Angesichts steigender Immobilienpreise und der ungebrochenen Nachfrage ist in nur noch in einem Drittel der deutschen Großstädte ein Kauf gegenüber einer Anmietung von Vorteil. Zu diesem Ergebnis kommt das Investitions- und Analysehaus Dr. Lübke Kelber in seinem jährlichen Rendite-Risiko-Ranking.

„Die Preise für Eigentumswohnungen steigen wegen der großen Nachfrage landesweit deutlich stärker als die Mieten. Deshalb ist eine Immobilie zu mieten anstatt sie zu kaufen derzeit oftmals mit geringeren laufenden Kosten verbunden“, sagt Stefan Behrendt. Der Forschungsleiter und sein Team bei Dr. Lübke Kelber haben sich im vergangenen Jahr bundesweit 111 Kommunen genauer angesehen. Er kommt zu dem Schluss: „Nur in 35 der untersuchten 111 Städte gibt es laufende Vorteile beim Kaufen." In Gelsenkirchen und Bochum etwa sei die Nachfrage nach Eigentumswohnungen niedrig. Zudem seien die wirtschaftlichen Rahmenbedingungen unterdurchschnittlich. Deshalb sei Mieten günstiger. "In Duisburg dagegen geht es in Richtung Eigentumserwerb“, sagt Behrendt im Hinblick auf eine bessere Prognose.

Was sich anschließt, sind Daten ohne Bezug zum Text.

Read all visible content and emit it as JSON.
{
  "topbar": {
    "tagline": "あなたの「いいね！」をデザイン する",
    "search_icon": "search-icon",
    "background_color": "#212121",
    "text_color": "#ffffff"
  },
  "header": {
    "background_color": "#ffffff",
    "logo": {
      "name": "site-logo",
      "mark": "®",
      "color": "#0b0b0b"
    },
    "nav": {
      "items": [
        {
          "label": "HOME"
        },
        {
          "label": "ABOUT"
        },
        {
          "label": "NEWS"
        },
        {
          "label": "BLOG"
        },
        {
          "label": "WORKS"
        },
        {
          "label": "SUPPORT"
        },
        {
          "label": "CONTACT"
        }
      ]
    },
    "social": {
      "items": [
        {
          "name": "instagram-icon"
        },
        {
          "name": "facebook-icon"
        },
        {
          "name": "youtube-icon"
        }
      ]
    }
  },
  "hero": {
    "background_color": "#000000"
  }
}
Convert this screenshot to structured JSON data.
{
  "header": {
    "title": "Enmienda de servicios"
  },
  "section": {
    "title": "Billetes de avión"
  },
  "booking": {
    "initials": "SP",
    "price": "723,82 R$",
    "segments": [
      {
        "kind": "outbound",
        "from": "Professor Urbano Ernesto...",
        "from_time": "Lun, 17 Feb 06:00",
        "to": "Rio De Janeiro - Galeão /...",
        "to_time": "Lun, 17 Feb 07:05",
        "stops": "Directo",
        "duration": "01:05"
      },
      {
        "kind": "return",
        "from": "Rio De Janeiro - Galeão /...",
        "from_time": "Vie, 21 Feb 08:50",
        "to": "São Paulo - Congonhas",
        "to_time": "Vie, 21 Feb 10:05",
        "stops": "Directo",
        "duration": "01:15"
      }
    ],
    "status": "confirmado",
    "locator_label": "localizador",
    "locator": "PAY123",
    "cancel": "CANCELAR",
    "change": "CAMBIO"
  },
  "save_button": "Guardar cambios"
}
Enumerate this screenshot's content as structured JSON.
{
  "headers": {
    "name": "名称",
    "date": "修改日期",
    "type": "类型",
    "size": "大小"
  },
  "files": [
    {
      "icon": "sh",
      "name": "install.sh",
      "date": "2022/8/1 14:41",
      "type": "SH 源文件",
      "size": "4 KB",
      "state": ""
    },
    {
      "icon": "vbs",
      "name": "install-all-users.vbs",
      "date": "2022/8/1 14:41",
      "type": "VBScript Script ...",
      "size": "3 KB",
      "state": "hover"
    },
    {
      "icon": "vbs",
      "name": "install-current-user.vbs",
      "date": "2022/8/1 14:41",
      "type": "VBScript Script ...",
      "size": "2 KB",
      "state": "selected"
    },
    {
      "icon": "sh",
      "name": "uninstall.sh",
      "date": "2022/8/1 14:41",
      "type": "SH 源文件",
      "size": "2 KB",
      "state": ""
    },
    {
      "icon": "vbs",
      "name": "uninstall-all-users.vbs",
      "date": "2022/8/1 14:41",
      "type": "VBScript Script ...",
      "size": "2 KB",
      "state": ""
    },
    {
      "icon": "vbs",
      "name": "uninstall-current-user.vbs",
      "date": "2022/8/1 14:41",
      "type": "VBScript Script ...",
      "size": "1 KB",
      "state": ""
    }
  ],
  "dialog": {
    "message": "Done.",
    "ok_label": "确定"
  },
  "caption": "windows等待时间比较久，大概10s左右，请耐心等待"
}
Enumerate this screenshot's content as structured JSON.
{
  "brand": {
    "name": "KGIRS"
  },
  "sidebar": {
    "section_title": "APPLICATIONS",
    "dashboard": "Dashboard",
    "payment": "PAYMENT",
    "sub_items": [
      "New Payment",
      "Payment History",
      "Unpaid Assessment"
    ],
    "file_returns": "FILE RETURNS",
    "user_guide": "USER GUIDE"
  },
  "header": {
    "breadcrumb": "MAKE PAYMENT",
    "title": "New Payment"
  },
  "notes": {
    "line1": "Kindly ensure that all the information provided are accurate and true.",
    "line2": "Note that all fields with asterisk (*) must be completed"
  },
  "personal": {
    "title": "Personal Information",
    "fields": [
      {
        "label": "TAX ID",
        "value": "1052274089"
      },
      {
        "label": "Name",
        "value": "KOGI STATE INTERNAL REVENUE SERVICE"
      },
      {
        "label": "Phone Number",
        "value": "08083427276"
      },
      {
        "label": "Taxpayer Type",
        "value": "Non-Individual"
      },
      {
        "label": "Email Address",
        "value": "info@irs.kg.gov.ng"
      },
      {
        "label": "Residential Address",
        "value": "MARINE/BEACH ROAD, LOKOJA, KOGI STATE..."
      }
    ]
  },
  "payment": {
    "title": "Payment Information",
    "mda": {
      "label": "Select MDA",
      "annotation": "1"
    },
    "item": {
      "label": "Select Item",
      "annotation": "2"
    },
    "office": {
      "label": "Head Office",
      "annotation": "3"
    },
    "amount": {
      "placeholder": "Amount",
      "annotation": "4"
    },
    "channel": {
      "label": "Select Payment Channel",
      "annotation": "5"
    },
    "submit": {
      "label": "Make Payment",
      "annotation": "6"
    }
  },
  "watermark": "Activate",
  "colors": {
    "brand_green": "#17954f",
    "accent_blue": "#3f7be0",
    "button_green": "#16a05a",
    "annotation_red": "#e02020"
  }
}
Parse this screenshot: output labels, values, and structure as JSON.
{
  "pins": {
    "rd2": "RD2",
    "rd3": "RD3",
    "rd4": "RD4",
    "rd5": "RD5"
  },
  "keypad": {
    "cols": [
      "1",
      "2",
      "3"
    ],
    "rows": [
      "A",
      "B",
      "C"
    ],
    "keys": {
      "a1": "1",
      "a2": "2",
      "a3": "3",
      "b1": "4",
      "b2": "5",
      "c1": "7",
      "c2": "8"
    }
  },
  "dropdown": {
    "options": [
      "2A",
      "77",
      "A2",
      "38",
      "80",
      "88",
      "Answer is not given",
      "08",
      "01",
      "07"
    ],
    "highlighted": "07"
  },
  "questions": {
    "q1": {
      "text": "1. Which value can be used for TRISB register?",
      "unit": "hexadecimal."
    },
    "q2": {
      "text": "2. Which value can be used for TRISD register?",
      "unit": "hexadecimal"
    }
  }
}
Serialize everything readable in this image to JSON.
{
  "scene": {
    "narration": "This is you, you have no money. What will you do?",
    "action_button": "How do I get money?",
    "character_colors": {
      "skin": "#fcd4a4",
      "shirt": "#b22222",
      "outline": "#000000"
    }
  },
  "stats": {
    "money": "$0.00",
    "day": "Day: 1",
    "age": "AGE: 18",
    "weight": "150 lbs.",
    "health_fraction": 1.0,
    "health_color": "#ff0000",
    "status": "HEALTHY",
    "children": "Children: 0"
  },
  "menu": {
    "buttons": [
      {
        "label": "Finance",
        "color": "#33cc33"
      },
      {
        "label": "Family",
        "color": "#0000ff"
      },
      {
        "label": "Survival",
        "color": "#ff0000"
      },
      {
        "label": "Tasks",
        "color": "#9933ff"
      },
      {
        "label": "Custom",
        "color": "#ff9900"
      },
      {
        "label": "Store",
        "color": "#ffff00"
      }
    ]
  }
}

In Witten, Bottrop und Mülheim lohnt der Kauf

Ein Immobilienkauf sei insbesondere in „strukturschwachen Städten“ lohnend, in denen Nachfrage und Preisniveau gering seien, heißt es in der aktuellen Untersuchung. Das geringste Delta zwischen Eigentums- und Mietbelastung im Ruhrgebiet hat Dr. Lübke Kelber in Witten gemessen – gefolgt von Bottrop und Mülheim. In Berlin, München oder Rostock seien die Preise für Wohneigentum den Mieten derart „davon geeilt“, dass Mieten weitaus günstiger sei als Kaufen.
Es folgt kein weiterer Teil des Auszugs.